Keeping switching costs low
The impulse to continue draws power from real switching costs that accumulate with every hour of continued execution. The less you’ve invested, the easier it is to hear the signal telling you to change direction. Practices like cheap experiments before commitment, small commits, well-defined interfaces, and feature flags all serve the same purpose by keeping the cost of being wrong low for as long as possible.
This is why shaping work before committing to it matters. When you’ve defined clear boundaries and identified risks upfront, the moment of “this isn’t right” arrives before you’ve built the organizational investment that makes switching feel impossible.
Building external pause points
Because the impulse operates faster than individual reflection, environmental design matters as much as personal discipline. Structural interrupts that externally force evaluation create pause points that don’t depend on someone having the self-awareness to stop on their own.

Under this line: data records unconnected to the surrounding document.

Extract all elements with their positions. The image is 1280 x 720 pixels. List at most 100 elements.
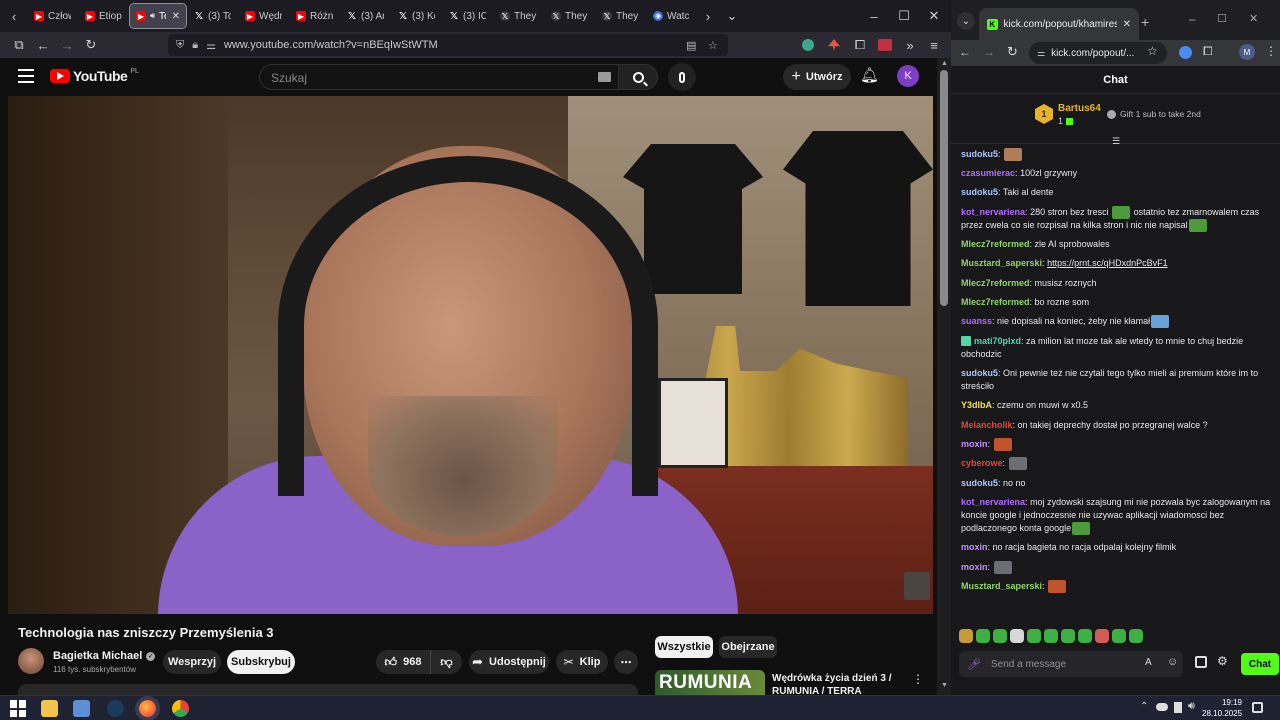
chat-emote-icon[interactable]	[1004, 147, 1023, 161]
search-input[interactable]: Szukaj	[271, 71, 307, 85]
site-info-icon[interactable]: ⚌	[1037, 48, 1045, 59]
more-actions-button[interactable]: ⋯	[614, 650, 638, 674]
subscribe-button[interactable]: Subskrybuj	[227, 650, 295, 674]
tab-search-icon[interactable]: ⌄	[957, 12, 975, 30]
clip-button[interactable]: ✂ Klip	[556, 650, 608, 674]
tray-volume-icon[interactable]: 🔊︎	[1188, 700, 1195, 713]
tray-cloud-icon[interactable]	[1156, 703, 1168, 711]
lock-icon[interactable]: 🔒︎	[192, 39, 198, 52]
chat-username[interactable]: Y3dlbA	[961, 400, 992, 410]
video-player[interactable]	[8, 96, 933, 614]
quick-emote-icon[interactable]	[993, 629, 1007, 643]
windows-start-icon[interactable]	[10, 700, 27, 717]
firefox-tab[interactable]: ▶ Różni	[290, 4, 339, 28]
chrome-taskbar-icon[interactable]	[172, 700, 189, 717]
chat-emote-icon[interactable]	[1151, 315, 1170, 329]
like-button[interactable]: 👍︎ 968	[376, 650, 430, 674]
support-button[interactable]: Wesprzyj	[163, 650, 221, 674]
file-explorer-icon[interactable]	[41, 700, 58, 717]
quick-emote-icon[interactable]	[1044, 629, 1058, 643]
search-button[interactable]	[618, 64, 658, 90]
channel-avatar[interactable]	[18, 648, 44, 674]
firefox-tab[interactable]: ▶ Wędr	[239, 4, 288, 28]
extension-badge-icon[interactable]	[878, 39, 892, 51]
quick-emote-icon[interactable]	[1112, 629, 1126, 643]
firefox-tab[interactable]: 𝕏 (3) IC	[443, 4, 492, 28]
bookmark-star-icon[interactable]: ☆	[1147, 44, 1158, 58]
firefox-tab[interactable]: 𝕏 They g	[596, 4, 645, 28]
quick-emote-icon[interactable]	[1027, 629, 1041, 643]
permissions-icon[interactable]: ⚌	[206, 39, 216, 52]
firefox-tab[interactable]: 𝕏 (3) To	[188, 4, 237, 28]
firefox-tab[interactable]: ▶ 🔊︎ Tec ✕	[129, 3, 187, 29]
create-button[interactable]: + Utwórz	[783, 64, 851, 90]
share-button[interactable]: ➦ Udostępnij	[469, 650, 549, 674]
firefox-tab[interactable]: ▶ Etiop	[79, 4, 128, 28]
quick-emote-icon[interactable]	[1095, 629, 1109, 643]
address-bar[interactable]: ⛨ 🔒︎ ⚌ www.youtube.com/watch?v=nBEqIwStW…	[168, 34, 728, 56]
close-window-icon[interactable]: ✕	[920, 0, 948, 32]
chat-username[interactable]: sudoku5	[961, 187, 998, 197]
more-tools-icon[interactable]: »	[902, 36, 918, 54]
chat-username[interactable]: Mlecz7reformed	[961, 278, 1030, 288]
chat-username[interactable]: Mlecz7reformed	[961, 297, 1030, 307]
quick-emote-icon[interactable]	[1129, 629, 1143, 643]
url-text[interactable]: kick.com/popout/...	[1051, 48, 1134, 59]
youtube-logo[interactable]: YouTube PL	[50, 68, 139, 84]
hamburger-menu-icon[interactable]	[18, 69, 34, 83]
back-icon[interactable]: ←	[34, 36, 52, 54]
chrome-tab-kick[interactable]: K kick.com/popout/khamires/cha ✕	[979, 8, 1139, 40]
chat-settings-gear-icon[interactable]: ⚙	[1217, 654, 1228, 668]
search-box[interactable]: Szukaj	[259, 64, 619, 90]
remote-desktop-icon[interactable]	[73, 700, 90, 717]
back-icon[interactable]: ←	[959, 45, 971, 59]
close-window-icon[interactable]: ✕	[1249, 12, 1258, 25]
gift-hint[interactable]: Gift 1 sub to take 2nd	[1107, 109, 1201, 119]
emoji-picker-icon[interactable]: ☺	[1167, 656, 1178, 668]
scrollbar-thumb[interactable]	[940, 70, 948, 306]
profile-avatar[interactable]: M	[1239, 44, 1255, 60]
clock[interactable]: 19:19 28.10.2025	[1202, 697, 1242, 719]
chat-username[interactable]: Musztard_saperski	[961, 258, 1042, 268]
chat-username[interactable]: moxin	[961, 562, 988, 572]
microphone-icon[interactable]: 🎤︎	[967, 658, 981, 671]
menu-icon[interactable]: ≡	[926, 36, 942, 54]
scroll-tabs-right-icon[interactable]: ›	[696, 0, 720, 32]
minimize-icon[interactable]: –	[860, 0, 888, 32]
steam-icon[interactable]	[107, 700, 124, 717]
firefox-tab[interactable]: 𝕏 (3) Ar	[341, 4, 390, 28]
chat-username[interactable]: kot_nervariena	[961, 497, 1025, 507]
extensions-icon[interactable]: ⧠	[852, 36, 868, 54]
chat-emote-icon[interactable]	[1188, 218, 1207, 232]
maximize-icon[interactable]: ☐	[1217, 12, 1227, 25]
description-box-edge[interactable]	[18, 684, 638, 695]
voice-search-button[interactable]	[668, 63, 696, 91]
chat-emote-icon[interactable]	[993, 560, 1012, 574]
chat-emote-icon[interactable]	[993, 437, 1012, 451]
firefox-tab[interactable]: 𝕏 They g	[545, 4, 594, 28]
chat-input-box[interactable]: 🎤︎ Send a message A ☺	[959, 651, 1183, 677]
quick-emote-icon[interactable]	[1061, 629, 1075, 643]
firefox-tab[interactable]: ▶ Człow	[28, 4, 77, 28]
quick-emote-icon[interactable]	[1078, 629, 1092, 643]
top-gifter-name[interactable]: Bartus64	[1058, 103, 1101, 114]
quick-emote-icon[interactable]	[1010, 629, 1024, 643]
close-tab-icon[interactable]: ✕	[172, 11, 180, 22]
chat-username[interactable]: moxin	[961, 439, 988, 449]
store-icon[interactable]	[1195, 656, 1207, 668]
chat-emote-icon[interactable]	[1072, 522, 1091, 536]
shield-icon[interactable]: ⛨	[176, 39, 184, 52]
reload-icon[interactable]: ↻	[82, 36, 100, 54]
send-chat-button[interactable]: Chat	[1241, 653, 1279, 675]
maximize-icon[interactable]: ☐	[890, 0, 918, 32]
reader-view-icon[interactable]: ▤	[686, 39, 696, 52]
tray-overflow-icon[interactable]: ⌃	[1140, 701, 1148, 712]
chat-emote-icon[interactable]	[1048, 580, 1067, 594]
url-text[interactable]: www.youtube.com/watch?v=nBEqIwStWTM	[224, 39, 438, 51]
quick-emote-icon[interactable]	[959, 629, 973, 643]
chat-username[interactable]: moxin	[961, 542, 988, 552]
chat-username[interactable]: Mlecz7reformed	[961, 239, 1030, 249]
close-tab-icon[interactable]: ✕	[1123, 19, 1131, 30]
chat-emote-icon[interactable]	[1112, 205, 1131, 219]
extension-icon[interactable]	[1179, 46, 1192, 59]
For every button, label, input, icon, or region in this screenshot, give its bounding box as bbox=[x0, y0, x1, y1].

Circuit breakers, time boundaries, and explicit checkpoints make “keep going” an active choice rather than the default. When continuation requires justification instead of being automatic, the bias loses some of its power because you’re reasoning about whether to continue rather than just doing it.
Context-shifting more often
The natural objection is that questioning costs real productivity. Context switching is expensive, and developers invoke this constantly. But how much of that argument is genuine, and how much is the bias protecting itself? Four hours of uninterrupted coding on a misunderstood problem doesn’t produce the right solution. If you couldn’t stop to reconsider in the first place, then your “focused work” wasn’t productive flow; it was the bias running unchecked. Context switching away from something you didn’t understand and weren’t willing to re-examine isn’t losing momentum. It’s gaining perspective.
There is a real cost to random interruption, and that’s exactly the argument that makes “wait until the sprint review” feel reasonable. But two weeks from now is almost always too late. Structural interrupts earn their value here by creating moments where questioning is expected rather than disruptive. When circuit breakers, checkpoints, or hill chart reviews provide those moments, reassessment becomes part of the rhythm rather than a break from it. There’s a difference between being present in the moment and being focused to the exclusion of all else. Presence means being receptive to signals while they’re still cheap to act on. Tunnel vision means the signal arrives and can’t get through.
The Foundation
This is the prerequisite for everything else I believe about building software. You can’t realign after discovery if you can’t stop long enough to receive the discovery. You can’t measure outcomes instead of activity if the impulse to continue makes activity feel like outcomes. You can’t build for change if you can’t change direction yourself.
Every methodology, every discipline, every process improvement I’ve advocated for assumes that when the signal arrives, someone will hear it and act on it. Plan continuation bias is the mechanism that prevents exactly that. Recognizing it, not just intellectually but in the moment, mid-implementation, while writing code that should have been reconsidered an hour ago, is the foundation that makes everything else possible.